I have a theory about the monetization of emergent media. I’m going to test it with HWFO, and you can participate. It’s related to Substack and Medium.
Let’s do Medium first.
Medium was the “world’s first open paywall,” which meant you could go to Medium and get three free articles a month, and if you wanted to read any more you had to pay them five bucks. Then three of your five bucks got distributed amongst the writers writing on Medium. I don’t object to this idea, particularly because it bought be some groceries for a couple of years while I dominated their Gun Control traffic board, and occasionally the Politics board as well when gun control was a hot topic. But to make a living on Medium you’d have to do what Caitlyn Johnstone and Umar Haque do, which is churn the same article with different words over and over and feed either the Disestablishmentarianism Echo Chamber (Caitlyn) or the Late-Stage Capitalism Echo Chamber (Umar) clickbait twice a week. And let’s be honest, that’s a fucking grind.
Now let’s do Substack.
Substack has a different “writers get money” model, which is rooted in some proof tested stuff from the blogosphere. First write some free articles to kite people onto your mailing list. Next write some super-secret articles which are guaranteed to be totally more awesome that you can only see if you subscribe for cash. Convince people to subscribe. And okay, that might work, but it just seems tremendously dishonest to me and I refuse to participate. Partly on moral grounds, but partly because I don’t need the stress of deciding which idea is appropriate to kite people into reading a publication, and which idea is insider only knowledge. Maybe if I was a STONKS!!1!one!eleventyone11! writer that would make sense, but I’m not. I have ideas, I want to share them, and I also have a real job so I’m uncancellable and not beholden to this bullshit. Really this publication is an elaborate version of my Facebook wall, where I try to hash ideas in my head out because I can’t stop thinking about them until they’re in print.
And I don’t think either of these monetization schemes really give people what they want. They’re both based on a very narrow and uncharitable interpretation of the people who read articles. The people who read articles are people, not robots, and people like to communicate. This is the lesson that Facebook learned early. Facebook, for all its flaws, is fundamentally a way for friends to communicate, for people to make more friends, and for those friends to communicate more. Then they sell ads. All of the very horrible things that have resulted from Facebook are just a sideshow from their realization.

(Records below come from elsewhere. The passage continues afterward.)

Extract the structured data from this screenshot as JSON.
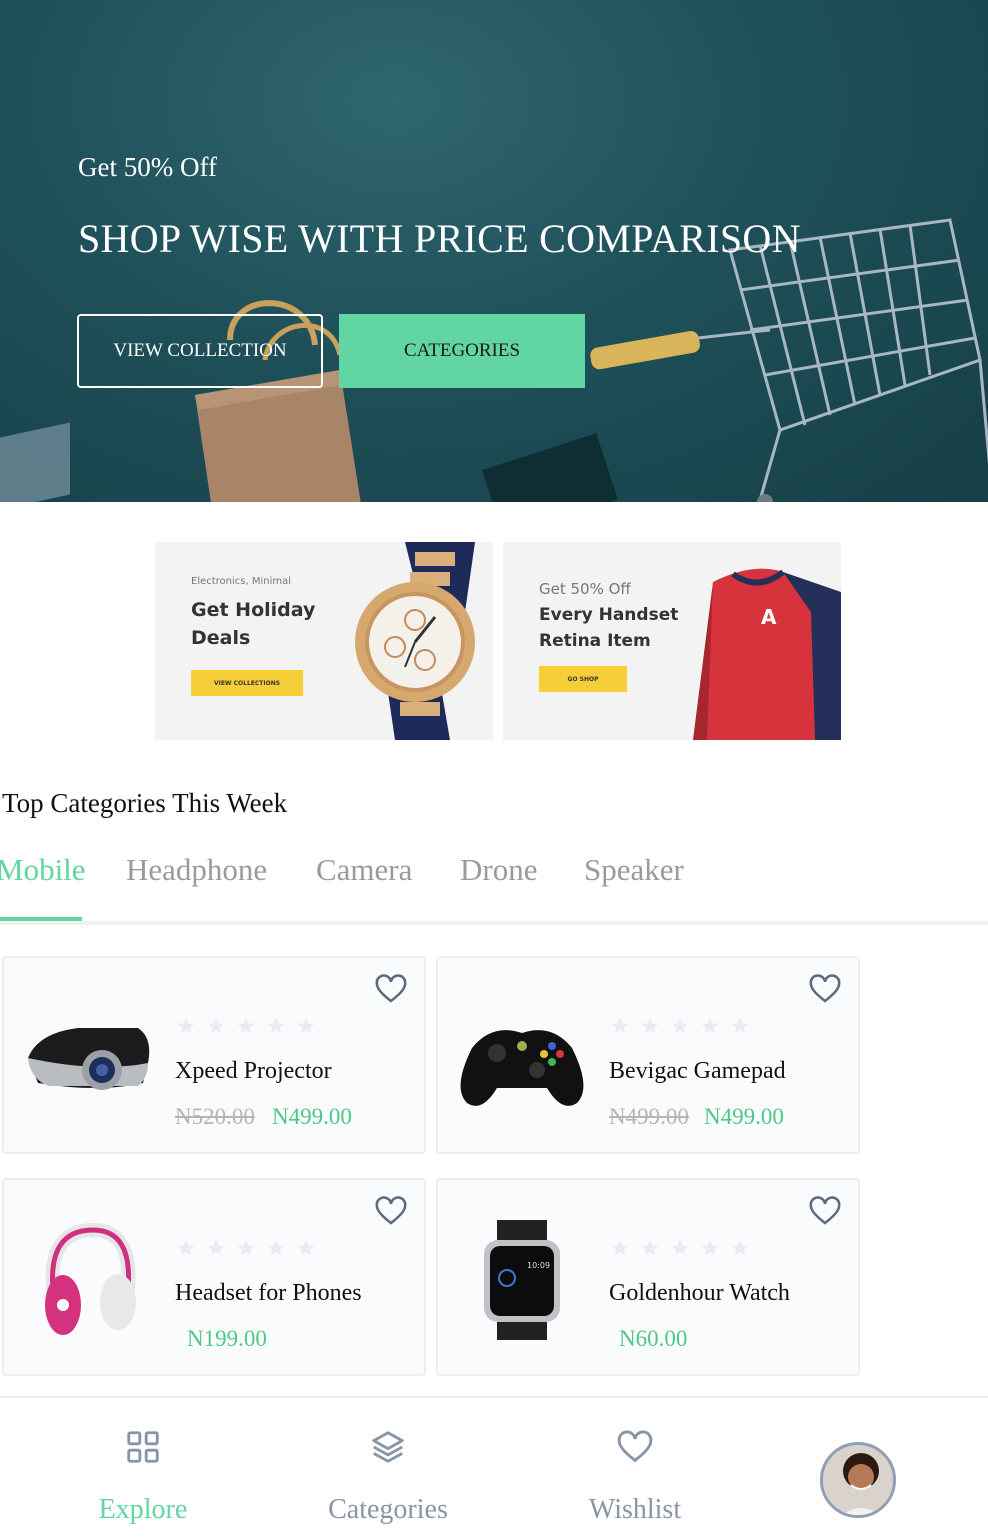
{
  "hero": {
    "eyebrow": "Get 50% Off",
    "title": "SHOP WISE WITH PRICE COMPARISON",
    "view_collection_label": "VIEW COLLECTION",
    "categories_label": "CATEGORIES"
  },
  "promos": [
    {
      "small": "Electronics, Minimal",
      "line1": "Get Holiday",
      "line2": "Deals",
      "chip": "VIEW COLLECTIONS"
    },
    {
      "small": "Get 50% Off",
      "line1": "Every Handset",
      "line2": "Retina Item",
      "chip": "GO SHOP"
    }
  ],
  "section": {
    "title": "Top Categories This Week"
  },
  "tabs": [
    "Mobile",
    "Headphone",
    "Camera",
    "Drone",
    "Speaker"
  ],
  "active_tab": "Mobile",
  "products": [
    {
      "name": "Xpeed Projector",
      "old_price": "N520.00",
      "price": "N499.00",
      "rating": 0,
      "icon": "projector-image"
    },
    {
      "name": "Bevigac Gamepad",
      "old_price": "N499.00",
      "price": "N499.00",
      "rating": 0,
      "icon": "gamepad-image"
    },
    {
      "name": "Headset for Phones",
      "old_price": "",
      "price": "N199.00",
      "rating": 0,
      "icon": "headphones-image"
    },
    {
      "name": "Goldenhour Watch",
      "old_price": "",
      "price": "N60.00",
      "rating": 0,
      "icon": "smartwatch-image"
    }
  ],
  "watch_time": "10:09",
  "bottom_nav": {
    "explore": "Explore",
    "categories": "Categories",
    "wishlist": "Wishlist",
    "active": "Explore"
  },
  "colors": {
    "accent": "#61d5a2",
    "price": "#4fc887",
    "hero_bg": "#1f5059",
    "promo_chip": "#f6cf38"
  }
}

What I want to do with this publication is test a new monetization mode. I’ve already stated that every article I ever write, or I ever cross post out from underneath the Medium paywall (should be fully transferred by the end of 2021) is going to be free. Subscribe and you’ll see it in your inbox, bookmark and you you’ll see it anyway without the inbox spam. What I’d like to do is test a theory.
Theory: The ability to communicate with like-minded individuals has value.
Here’s how I’m going to test it.
All HWFO articles will continue to remain free, forever. Right now, I have a “subscribe” function built into Substack where people can subscribe, and to date I’ve made it explicitly clear that subscribing gains you nothing, other than a contribution to my beer fund. And to date I have almost enough subscribers to equate to my annual Medium earnings, purely out of charity. I also have a Patreon, which is almost definitively “begging for money because people like your stuff,” whatever that stuff may be. Here’s what we’re going to do. We’re going to give back. And I think the thing I can give back is what people actually want.
I created a Slack channel a few months ago. There’s a few dozen people in it already, and we have great discussions, walled away from the public eye, under the radar from the Great Cloud of Cancellation. We adhere to Slate Star Codex rules as best as possible, which include most specifically analyzing culture war without waging it, and being charitable to the people you’re talking to.
I’m going to send an invite to all subscribers and Patreon donors to the Slack channel, once a month, until the number of people involved reaches the Dunbar Number and it becomes unmanageable, at which point I’ll shut the program down. I’ll go ahead and post the Slack rules in advance.
Modding, when necessary, shall be unilateral, final, and have no recourse or appeal.
Everything posted on Slack is private.
Do not share outside of this Slack
Be nice to everyone here, as if you were meeting them in BJ's kitchen. Be aware there are Democrats, Republicans, gay folks, straight folks, atheist folks, religious folks, and even Woke folks in this Slack.
Always steelman your interlocutor if you disagree with them.
Don't post in the rules channel
I reserve the right to change or add to the rules.
Don't create work for the moderator. (me) If your participation creates work for me I will boot you just to reduce the amount of work I have to do. I am work averse.
I reserve the right to kill some or all of this thing entirely with no notice for no reason and shall not be butthurt about it.
No waging culture war. That goes across all channels.